Ministerstwo Nauki i Szkolnictwa Wyższego postanowiło zadbać o dorobek naukowy polskich uczonych za granicą. W resorcie trwają właśnie ostatnie prace nad rozporządzeniem wprowadzającym w życie program „Index Plus”. W jego ramach państwo będzie wspierało finansowo wydawnictwa naukowe.
Pieniądze mają być przeznaczane między innymi na tworzenie anglojęzycznych wydań periodyków naukowych, stron internetowych, a także na zatrudnienie zagranicznych recenzentów. Wszystko po to, by zwiększyć cytowalność polskich naukowców, a co za tym idzie, wzmocnić pozycję naszych uczelni i jednostek naukowych w międzynarodowych rankingach.
Pierwszą pilotażową edycję programu Ministerstwo Nauki uruchomiło już pod koniec ubiegłego roku. Zainteresowanie ze strony naukowców było tak duże, że resort zdecydował się wprowadzić program na stałe, przygotowując odpowiednie rozporządzenie. – Do tej pory przyznaliśmy blisko 3,5 mln zł dotacji 44 instytucjom. Pierwsza, pilotażowa edycja nie przewidywała jednak możliwości ubiegania się o te środki prywatnych wydawnictw naukowych. Postanowiliśmy to zmienić, aby każdy miał równe szanse – wyjaśnia prof. Maciej Banach, wiceminister resortu nauki. Dodaje, że liczy na to, iż w przyszłym roku ponad połowa z tych instytucji zostanie umieszczona na tzw. liście filadelfijskiej, na której znajdują się najważniejsze na świecie tytuły naukowe.
– Niektóre wydawnictwa tkwią jeszcze w skostniałej formule pamiętającej lata 70. i 80. Te, które same znalazły pieniądze, aby unowocześnić i umiędzynarodowić swoją działalność, powoli zaczynają odnosić sukcesy. Dlatego decydujące powinno być kryterium jakości, a nie podział na podmioty prywane i państwowe – uważa Banach.
W tej chwili na liście filadelfijskiej jest 115 tytułów– to ok. 1,7 proc. spośród około 7 tys. wszystkich zarejestrowanych tytułów. Zdaniem ekspertów Polska nauka ma potencjał, aby dobić do 5 proc. W osiągnięciu tego poziomu pomóc mają jej właśnie ministerialne pieniądze. W kolejce po nie ustawiają się już kolejne tytuły. – Zamierzamy ubiegać się o pieniądze na rozwój z programu „Index Plus” – przyznaje dr Dorota Dukwicz, sekretarz redakcji „Kwartalnika Historycznego” wydawanego przez PAN.

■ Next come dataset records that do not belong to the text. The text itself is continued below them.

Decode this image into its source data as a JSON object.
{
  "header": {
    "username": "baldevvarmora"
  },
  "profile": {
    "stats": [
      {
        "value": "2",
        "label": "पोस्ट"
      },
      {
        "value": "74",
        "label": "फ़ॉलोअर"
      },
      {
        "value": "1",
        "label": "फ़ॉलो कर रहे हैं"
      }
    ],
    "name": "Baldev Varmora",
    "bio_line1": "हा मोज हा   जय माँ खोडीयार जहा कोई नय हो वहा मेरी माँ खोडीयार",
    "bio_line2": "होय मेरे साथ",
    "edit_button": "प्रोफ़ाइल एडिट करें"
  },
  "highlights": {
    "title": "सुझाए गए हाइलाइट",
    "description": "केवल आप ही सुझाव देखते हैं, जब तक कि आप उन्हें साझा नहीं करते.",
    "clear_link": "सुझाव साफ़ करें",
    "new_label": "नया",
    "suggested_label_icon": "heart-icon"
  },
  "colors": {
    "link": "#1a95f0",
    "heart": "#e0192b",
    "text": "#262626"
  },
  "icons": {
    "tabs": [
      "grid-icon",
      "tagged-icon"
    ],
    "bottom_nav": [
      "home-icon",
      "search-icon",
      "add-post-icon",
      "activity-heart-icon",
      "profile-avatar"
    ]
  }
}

Dlaczego cytowalność jest w świecie nauki tak ważna? Bo to na jej podstawie budowana jest większość rankingów mówiąca o sile uczelni czy jednostek naukowych w danym kraju. Tworzona jest na podstawie impact factor (IF), świadczącego o sile oddziaływania czasopism naukowych. IF ustalane jest corocznie przez Instytut Filadelfijski na podstawie prowadzonego indeksu cytowań publikacji naukowych. Czasopisma na liście filadelfijskiej są w założeniu najlepszymi z branży. Jest ich na niej około 7 tys. z ponad 54 tys. tytułów naukowych, które ukazują się na świecie.
W rankingach cytowalności Polska znajduje się poza pierwszą dwudziestką, którą ujmują ogólnodostępne statystyki. Z kolei polskie uczelnie ujęte w tzw. rankingu szanghajskim są dwie (Uj i UW) i znajdują się w czwartej setce. Eksperci twierdzą, że tak słabe wyniki są efektem między innymi niskiej cytowalności powstających na nich publikacji naukowych i prowadzonych badań.